LG ELECTRONICS INC. (20240347065). ARTIFICIAL INTELLIGENCE DEVICE FOR ROBUST MULTIMODAL ENCODER FOR PERSON REPRESENTATIONS AND CONTROL METHOD THEREOF simplified abstract

From WikiPatents
Jump to navigation Jump to search

ARTIFICIAL INTELLIGENCE DEVICE FOR ROBUST MULTIMODAL ENCODER FOR PERSON REPRESENTATIONS AND CONTROL METHOD THEREOF

Organization Name

LG ELECTRONICS INC.

Inventor(s)

Anith Selvakumarasingam of Oshawa (CA)

Homa Fashandi of Toronto (CA)

ARTIFICIAL INTELLIGENCE DEVICE FOR ROBUST MULTIMODAL ENCODER FOR PERSON REPRESENTATIONS AND CONTROL METHOD THEREOF - A simplified explanation of the abstract

This abstract first appeared for US patent application 20240347065 titled 'ARTIFICIAL INTELLIGENCE DEVICE FOR ROBUST MULTIMODAL ENCODER FOR PERSON REPRESENTATIONS AND CONTROL METHOD THEREOF

    • Simplified Explanation:**

The patent application describes a method for controlling an artificial intelligence device using video and audio samples of a user to generate embeddings for verification purposes.

    • Key Features and Innovation:**
  • Obtaining video and audio samples of a user
  • Generating visual and audio embeddings using a neural network
  • Creating an audio-visual embedding based on a combination of the visual and audio embeddings
  • Verifying the user based on pre-enrolled audio-visual embeddings
  • Training the neural network using a loss function with multiple audio-visual embeddings
    • Potential Applications:**

This technology can be used for secure user verification in AI devices, such as voice assistants, smart home systems, and personalized content recommendations.

    • Problems Solved:**

The technology addresses the need for accurate and secure user verification in AI devices, ensuring that only authorized users can access sensitive information or personalized features.

    • Benefits:**
  • Enhanced security through multi-modal user verification
  • Personalized user experience based on individual audio and visual characteristics
  • Improved user privacy by preventing unauthorized access to AI devices
    • Commercial Applications:**

"Multi-Modal User Verification Technology for AI Devices" - This technology can be implemented in various industries, including smart home automation, healthcare, and financial services, to enhance security and user experience.

    • Questions about Multi-Modal User Verification Technology:**

1. How does this technology improve user privacy and security in AI devices? 2. What are the potential challenges in implementing this technology in real-world applications?

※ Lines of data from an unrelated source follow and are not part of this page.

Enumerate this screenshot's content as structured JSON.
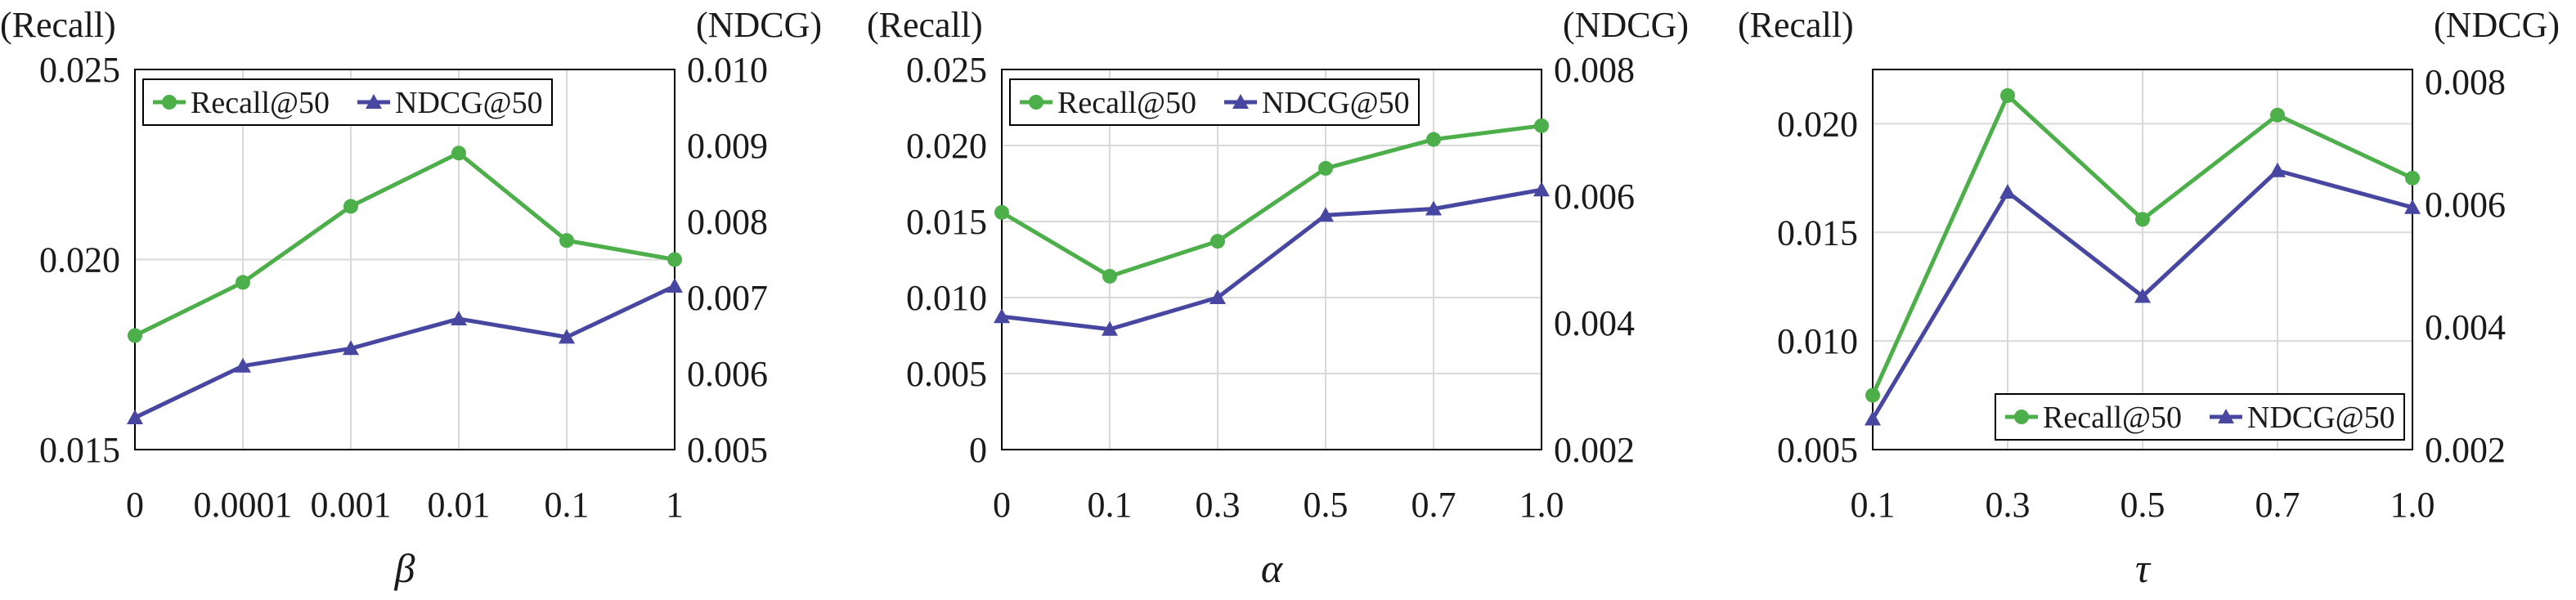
{
  "colors": {
    "recall": "#4daf4a",
    "ndcg": "#4747a1",
    "grid": "#d9d9d9",
    "frame": "#000000"
  },
  "chart_data": [
    {
      "type": "line",
      "xlabel": "β",
      "categories": [
        "0",
        "0.0001",
        "0.001",
        "0.01",
        "0.1",
        "1"
      ],
      "left_unit": "(Recall)",
      "right_unit": "(NDCG)",
      "left_ylim": [
        0.015,
        0.025
      ],
      "left_ticks": [
        "0.015",
        "0.020",
        "0.025"
      ],
      "right_ylim": [
        0.005,
        0.01
      ],
      "right_ticks": [
        "0.005",
        "0.006",
        "0.007",
        "0.008",
        "0.009",
        "0.010"
      ],
      "grid": true,
      "legend_position": "top-left",
      "series": [
        {
          "name": "Recall@50",
          "axis": "left",
          "marker": "circle",
          "values": [
            0.018,
            0.0194,
            0.0214,
            0.0228,
            0.0205,
            0.02
          ]
        },
        {
          "name": "NDCG@50",
          "axis": "right",
          "marker": "triangle",
          "values": [
            0.00542,
            0.0061,
            0.00633,
            0.00672,
            0.00648,
            0.00715
          ]
        }
      ]
    },
    {
      "type": "line",
      "xlabel": "α",
      "categories": [
        "0",
        "0.1",
        "0.3",
        "0.5",
        "0.7",
        "1.0"
      ],
      "left_unit": "(Recall)",
      "right_unit": "(NDCG)",
      "left_ylim": [
        0,
        0.025
      ],
      "left_ticks": [
        "0",
        "0.005",
        "0.010",
        "0.015",
        "0.020",
        "0.025"
      ],
      "right_ylim": [
        0.002,
        0.008
      ],
      "right_ticks": [
        "0.002",
        "0.004",
        "0.006",
        "0.008"
      ],
      "grid": true,
      "legend_position": "top-left",
      "series": [
        {
          "name": "Recall@50",
          "axis": "left",
          "marker": "circle",
          "values": [
            0.0156,
            0.0114,
            0.0137,
            0.0185,
            0.0204,
            0.0213
          ]
        },
        {
          "name": "NDCG@50",
          "axis": "right",
          "marker": "triangle",
          "values": [
            0.0041,
            0.0039,
            0.0044,
            0.0057,
            0.0058,
            0.0061
          ]
        }
      ]
    },
    {
      "type": "line",
      "xlabel": "τ",
      "categories": [
        "0.1",
        "0.3",
        "0.5",
        "0.7",
        "1.0"
      ],
      "left_unit": "(Recall)",
      "right_unit": "(NDCG)",
      "left_ylim": [
        0.005,
        0.0225
      ],
      "left_ticks": [
        "0.005",
        "0.010",
        "0.015",
        "0.020"
      ],
      "right_ylim": [
        0.002,
        0.0082
      ],
      "right_ticks": [
        "0.002",
        "0.004",
        "0.006",
        "0.008"
      ],
      "grid": true,
      "legend_position": "bottom-right",
      "series": [
        {
          "name": "Recall@50",
          "axis": "left",
          "marker": "circle",
          "values": [
            0.0075,
            0.0213,
            0.0156,
            0.0204,
            0.0175
          ]
        },
        {
          "name": "NDCG@50",
          "axis": "right",
          "marker": "triangle",
          "values": [
            0.0025,
            0.0062,
            0.0045,
            0.00655,
            0.00595
          ]
        }
      ]
    }
  ]
}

    • Frequently Updated Research:**

Researchers are continually exploring ways to improve the accuracy and efficiency of multi-modal user verification systems, incorporating advanced machine learning techniques and biometric authentication methods.


Original Abstract Submitted

a method for controlling an artificial intelligence (ai) device can include obtaining a video sample of a user and an audio sample of the user, generating, via a neural network, a visual embedding based on the video sample and an audio embedding based on the audio sample, the visual embedding and the audio embedding being multi-dimensional vectors, generating, via the neural network, an audio-visual embedding based on a combination of the visual and audio embeddings. the method can further include determining a specific pre-enrolled audio-visual embedding from among pre-enrolled audio-visual embeddings corresponding pre-enrolled users based on a distance away from the audio-visual embedding within a joint audio-visual subspace and verifying the user as the specific pre-enrolled user. also, the neural network can be trained based on a loss function that uses a plurality of audio-visual embeddings, each including an audio component and a visual component.